Globally, Mars does not get warmer as orbital parameters change, explained Stoker, but a particular location could be much warmer. “The change of the tilt of the axis is cyclical,” she said. “The time scale for an obliquity (tilt) cycle is about 100,000 years, and the size of the variation increases as you go back in time. Between five and 10 million years ago, the solar energy was almost three times higher in the northern plains than it is now.”

“You are talking about big changes between the warmest conditions experienced and the coldest conditions. Right now the northern plains, where Phoenix will land, are in one of the coldest periods,” Stoker observed.

Another factor Stoker noted is that the martian orbit is slightly noncircular. Currently, when it is summer in the north Mars is furthest from the sun, the time of year when Mars is closest to the sun changes over time and goes through a complete cycle in 50,000 years. So, in 25,000 years, the northern summer will occur when Mars is closest to the sun. That effect alone will increase the amount of sunlight in high northern latitudes by roughly 50 percent, according to Stoker.

“The near-surface ground ice at the Phoenix landing site could have become warm enough to melt as recently as 25,000 years ago, and these melting periods recur on 50,000-year cycles,” Stoker noted. “So, that region is possibly habitable for periods of time lasting a few thousand years, separated by periods where it is too cold, lasting roughly 50,000 years or so,” she added.

“Phoenix will be looking for evidence that the ice has melted in the past, but the evidence may not be easy to figure out,” Stoker said. “The most definitive thing is the amount of ice we find. What fraction of the material we find under the surface will be ice?”

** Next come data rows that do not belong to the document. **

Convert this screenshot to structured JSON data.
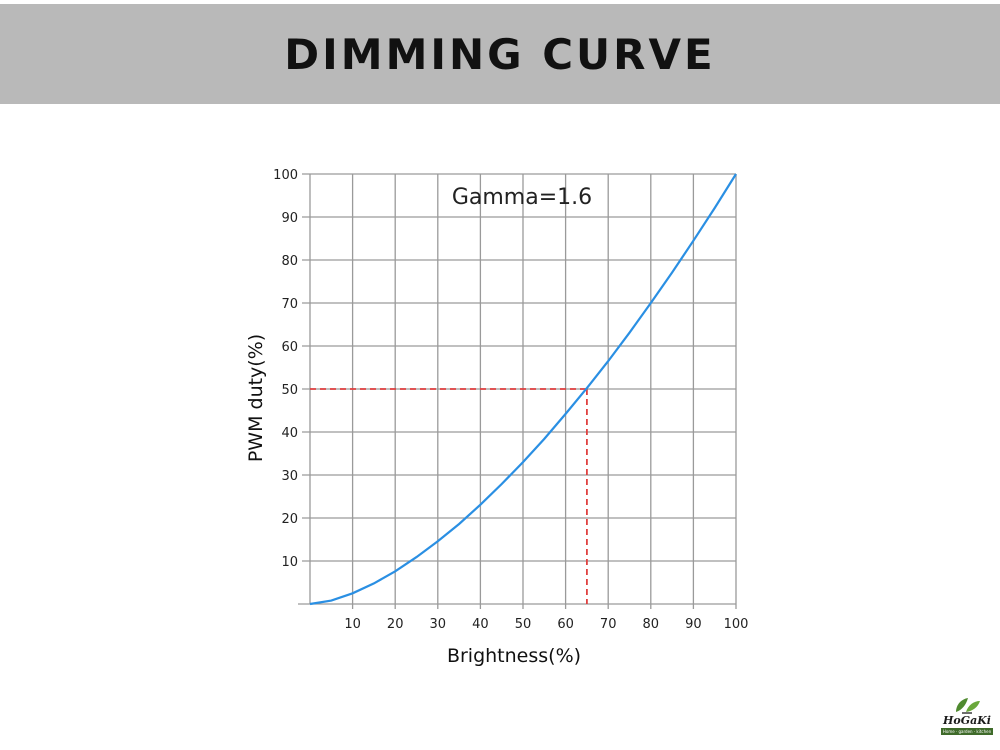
{
  "header": {
    "title": "DIMMING CURVE"
  },
  "chart_data": {
    "type": "line",
    "title": "",
    "annotation": "Gamma=1.6",
    "gamma": 1.6,
    "xlabel": "Brightness(%)",
    "ylabel": "PWM duty(%)",
    "xlim": [
      0,
      100
    ],
    "ylim": [
      0,
      100
    ],
    "x_ticks": [
      "10",
      "20",
      "30",
      "40",
      "50",
      "60",
      "70",
      "80",
      "90",
      "100"
    ],
    "y_ticks": [
      "10",
      "20",
      "30",
      "40",
      "50",
      "60",
      "70",
      "80",
      "90",
      "100"
    ],
    "grid": true,
    "series": [
      {
        "x": [
          0,
          5,
          10,
          15,
          20,
          25,
          30,
          35,
          40,
          45,
          50,
          55,
          60,
          65,
          70,
          75,
          80,
          85,
          90,
          95,
          100
        ],
        "y": [
          0,
          0.8,
          2.5,
          4.8,
          7.6,
          10.9,
          14.6,
          18.6,
          23.1,
          27.9,
          33.0,
          38.4,
          44.2,
          50.2,
          56.5,
          63.1,
          70.0,
          77.1,
          84.5,
          92.1,
          100
        ],
        "color": "#2a8fe3"
      }
    ],
    "reference_point": {
      "x": 65,
      "y": 50,
      "color": "#e0403f",
      "style": "dashed"
    }
  },
  "logo": {
    "brand": "HoGaKi",
    "tagline": "Home · garden · kitchen"
  }
}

Water can condense directly from vapor into the soil, but only enough to fill the pore spaces. The only way to produce a higher concentration of ice is for a melting cycle to occur, according to Stoker, and if there were enough ice, that fact would suggest the region must have been warmer in the past, she said.

Principal Investigator Peter H. Smith of the University of Arizona, Tucson, leads the Phoenix mission. Project management is being led by NASA’s Jet Propulsion Laboratory, Pasadena, Calif. Lockheed Martin Space Systems, located near Denver, Colo., is designing and building the spacecraft and will provide Mars space flight operations for Phoenix. The University of Arizona, the Jet Propulsion Laboratory, the Canadian Space Agency, the University of Neuchatel (Switzerland), the University of Copenhagen and the Max Planck Institute in Germany built instruments for Phoenix. JPL is a division of the California Institute of Technology in Pasadena.